This is a Matlab function running stepwise regression algorithm to fit given N data points. The identified model is in the form of
Y = \Sum {k_i * P_i(x)}
- Y (Nx1) is the model output.
- x (Nxm) are m dimentional model inputs.
- P_i(x) is the ith regressor as an arbitrary function of x.
- k_i is the coefficient of the ith regressor.
By providing a dictionary of candidate P_i(x), this algorithm selects P_i(x) from the dictionary and identify their coefficients for minimizing least square data fitting errors.
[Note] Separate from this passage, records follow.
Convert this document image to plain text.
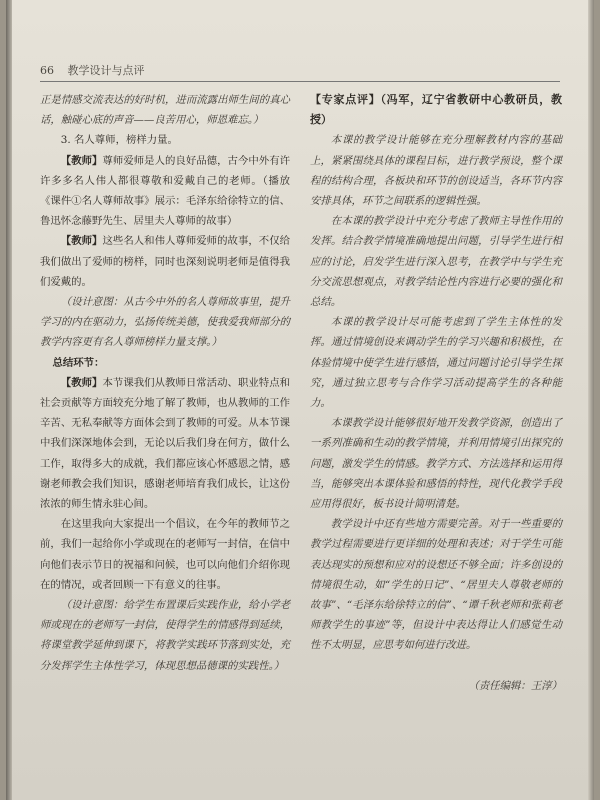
66 教学设计与点评

正是情感交流表达的好时机，进而流露出师生间的真心话，触碰心底的声音——良苦用心，师恩难忘。）

3. 名人尊师，榜样力量。

【教师】尊师爱师是人的良好品德，古今中外有许许多多名人伟人都很尊敬和爱戴自己的老师。（播放《课件①名人尊师故事》展示：毛泽东给徐特立的信、鲁迅怀念藤野先生、居里夫人尊师的故事）

【教师】这些名人和伟人尊师爱师的故事，不仅给我们做出了爱师的榜样，同时也深刻说明老师是值得我们爱戴的。

（设计意图：从古今中外的名人尊师故事里，提升学习的内在驱动力，弘扬传统美德，使我爱我师部分的教学内容更有名人尊师榜样力量支撑。）

总结环节：

【教师】本节课我们从教师日常活动、职业特点和社会贡献等方面较充分地了解了教师，也从教师的工作辛苦、无私奉献等方面体会到了教师的可爱。从本节课中我们深深地体会到，无论以后我们身在何方，做什么工作，取得多大的成就，我们都应该心怀感恩之情，感谢老师教会我们知识，感谢老师培育我们成长，让这份浓浓的师生情永驻心间。

在这里我向大家提出一个倡议，在今年的教师节之前，我们一起给你小学或现在的老师写一封信，在信中向他们表示节日的祝福和问候，也可以向他们介绍你现在的情况，或者回顾一下有意义的往事。

（设计意图：给学生布置课后实践作业，给小学老师或现在的老师写一封信，使得学生的情感得到延续，将课堂教学延伸到课下，将教学实践环节落到实处，充分发挥学生主体性学习，体现思想品德课的实践性。）

【专家点评】（冯军，辽宁省教研中心教研员，教授）

本课的教学设计能够在充分理解教材内容的基础上，紧紧围绕具体的课程目标，进行教学预设，整个课程的结构合理，各板块和环节的创设适当，各环节内容安排具体，环节之间联系的逻辑性强。

在本课的教学设计中充分考虑了教师主导性作用的发挥。结合教学情境准确地提出问题，引导学生进行相应的讨论，启发学生进行深入思考，在教学中与学生充分交流思想观点，对教学结论性内容进行必要的强化和总结。

本课的教学设计尽可能考虑到了学生主体性的发挥。通过情境创设来调动学生的学习兴趣和积极性，在体验情境中使学生进行感悟，通过问题讨论引导学生探究，通过独立思考与合作学习活动提高学生的各种能力。

本课教学设计能够很好地开发教学资源，创造出了一系列准确和生动的教学情境，并利用情境引出探究的问题，激发学生的情感。教学方式、方法选择和运用得当，能够突出本课体验和感悟的特性，现代化教学手段应用得很好，板书设计简明清楚。

教学设计中还有些地方需要完善。对于一些重要的教学过程需要进行更详细的处理和表述；对于学生可能表达现实的预想和应对的设想还不够全面；许多创设的情境很生动，如“学生的日记”、“居里夫人尊敬老师的故事”、“毛泽东给徐特立的信”、“谭千秋老师和张莉老师教学生的事迹”等，但设计中表达得让人们感觉生动性不太明显，应思考如何进行改进。

（责任编辑：王淳）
If you use this code in an academic context, please cite
@article{GrayboxSun2018,
author = {Sun, Sihao and de Visser, Coen C. and Chu, Qiping},
doi = {10.2514/1.C035135},
issn = {0021-8669},
journal = {Journal of Aircraft},
month = {mar},
number = {2},
pages = {645--661},
title = {{Quadrotor Gray-Box Model Identification from High-Speed Flight Data}},
url = {https://arc.aiaa.org/doi/10.2514/1.C035135},
volume = {56},
year = {2019}
}
Matlab 2019a
Matlab signal processing toolbox
We provide the example dataset (example_data.mat) containing output y, and two inputs x1, x2.
where
- y = 0.4 + sin(t) + 0.5 * cos(3 * t) + 0.2 * cos(3 * t) * sin(1.5 * t-pi/3) + white_noise;
- x1 = sin(t) + white_noise
- x2 = cos(3 * t) + white_noise
Obviously, the best model to fit dataset is y = 0.4 + 1.0 * x1 + 0.5 * x2 + 0.2 * x1 * x2.
In main.m function, the user can provide arbitrary candidate regressors P_i(x) in matrix X. If the candidate pool contains regressor x1, x2 and x1 * x2, the algorithm will select them into the model and identify their coefficients.